From An Awakened Eye

Saturday, January 23, 2010

It will be worth it all

Consider it pure joy, my brothers, whenever you face trials of many kinds, because you know that the testing of your faith develops perseverance. Perseverance must finish its works as that you may be mature and complete, not lacking anything. (James 1:2-4)

Today I am thanking James for writing the above scripture. As I read it I think about pure joy? I want to say "seriously James, pure joy?" At this time in James life he was experiencing the death of many Christians, including Stephen, and other "members in the church" as we would call it today. I can just see it...them going to meet at Stephen's place and saying, "hey where is Stephen?" (or so-and-so) "he's dead".  How horrible! Christians were fleeing Jerusalem to Judea and Samaria (Acts 1:8).  And in the midst of all of this James writes to them, and us, to consider these trials ALL JOY! He is telling us to look beyond the painful surface at the small picture, (1 Corinthians 13:12 (The Message) We don't yet see things clearly. We're squinting in a fog, peering through a mist. But it won't be long before the weather clears and the sun shines bright! We'll see it all then, see it all as clearly as God sees us, knowing him directly just as he knows us!)because we only see through the glass dimly lit, and look for what God was doing in spite of it all. I can hear him (James) say, "guys it will be worth it, in the end this trial will be worth it."

 Joanna Weaver, a wonderful vessel used by God to author "Having a Mary Hearth in a Martha World", wrote this very true statement, "The trouble, of course, is that most of the time we'd rather not persevere. We all want a testimony, but we'd rather skip the test that gives us one. We all want a product. But we'd rather skip the process."

A process takes time and that is something I am not willing to face. I of course want it now! Because a process is most of the time painful emotionally, physically and mentally.  There isn't a pill to "fix" the process.  There isn't a magic answer that anyone can give you... it is a process. Sometimes one of purification, readjusting and remolding. We all know this process is just plain hard.  We all have our time  on the "processing wheel".  I foolishly set a timeline in which "i just know" God will be finished with processing me.

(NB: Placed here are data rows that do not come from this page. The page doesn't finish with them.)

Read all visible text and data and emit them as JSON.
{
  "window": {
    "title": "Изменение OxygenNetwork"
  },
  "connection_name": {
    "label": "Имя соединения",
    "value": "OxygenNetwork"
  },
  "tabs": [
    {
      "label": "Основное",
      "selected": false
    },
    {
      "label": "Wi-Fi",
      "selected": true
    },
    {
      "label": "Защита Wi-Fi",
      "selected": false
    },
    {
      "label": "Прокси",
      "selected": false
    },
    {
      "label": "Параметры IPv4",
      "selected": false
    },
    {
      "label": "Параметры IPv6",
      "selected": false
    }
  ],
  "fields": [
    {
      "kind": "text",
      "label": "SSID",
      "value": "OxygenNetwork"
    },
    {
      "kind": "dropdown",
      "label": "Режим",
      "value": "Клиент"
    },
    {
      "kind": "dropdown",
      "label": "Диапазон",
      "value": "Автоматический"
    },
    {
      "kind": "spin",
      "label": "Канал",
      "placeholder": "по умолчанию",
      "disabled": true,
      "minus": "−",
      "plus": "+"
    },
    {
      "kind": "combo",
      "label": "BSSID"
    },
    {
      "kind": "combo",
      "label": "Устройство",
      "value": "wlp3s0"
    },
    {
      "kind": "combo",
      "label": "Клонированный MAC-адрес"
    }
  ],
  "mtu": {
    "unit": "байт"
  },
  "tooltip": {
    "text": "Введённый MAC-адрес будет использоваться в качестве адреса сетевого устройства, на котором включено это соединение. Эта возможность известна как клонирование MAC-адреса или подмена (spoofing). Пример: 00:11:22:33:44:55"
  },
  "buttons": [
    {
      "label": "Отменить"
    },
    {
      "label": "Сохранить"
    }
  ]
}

Time is something I am use to giving God, although I do not like it.  I am not sure of the significance of the # 7 in my life, but it took 7 years of "process" to marry the "man of my dreams". 3 years in solitude and depression, 2 years of being at a college in the "desert", 2 years of betrayal from friends, which totals... you guessed it 7! I have been in this quiet place with him quite often. I must need a lot of processing! One thing is for sure, I have came out different every time. Which I am assuming this means the process worked!

So here I am again looking at the end of year 1 of this "process".  The good thing is I am not alone this time!  We all know support is good. Sharing things with others is too! Which is why God placed it on my heart to open a prayer blog.  I tend to be a pretty private person. I'm not sure if it is because of insecurities or what, so it has been incredible to be in this with others.

Today has been one of those days where J can just look at me and I cry, I don't, I hold it back. I have never been a cry baby.  This whole thing is new to me I am sure may be worse once I am pregnant. I'm sure he senses when I am having a hard  day because at the right moment he slips in an unexpected, "I love you" or look.

So today I think on these things, "whatsoever things are true, whatsoever things are honest, whatsoever things are just, whatsoever things are pure, whatsoever things are lovely, whatsoever things are of good report; if there be any virtue, and if there be any praise, think on these things." {Phil 4:8}.  And also on James 1:2-4 as above.


Abundance is... celebrating  with family Drew's 1st birthday,  friends that have walked similar paths and came out victorious,  a wonderful husband that is sensitive to my feelings,  Braylee wanting to be as close to me as possible today. She is asleep in my lap between me and the laptop!  She senses mommy's hurting heart too.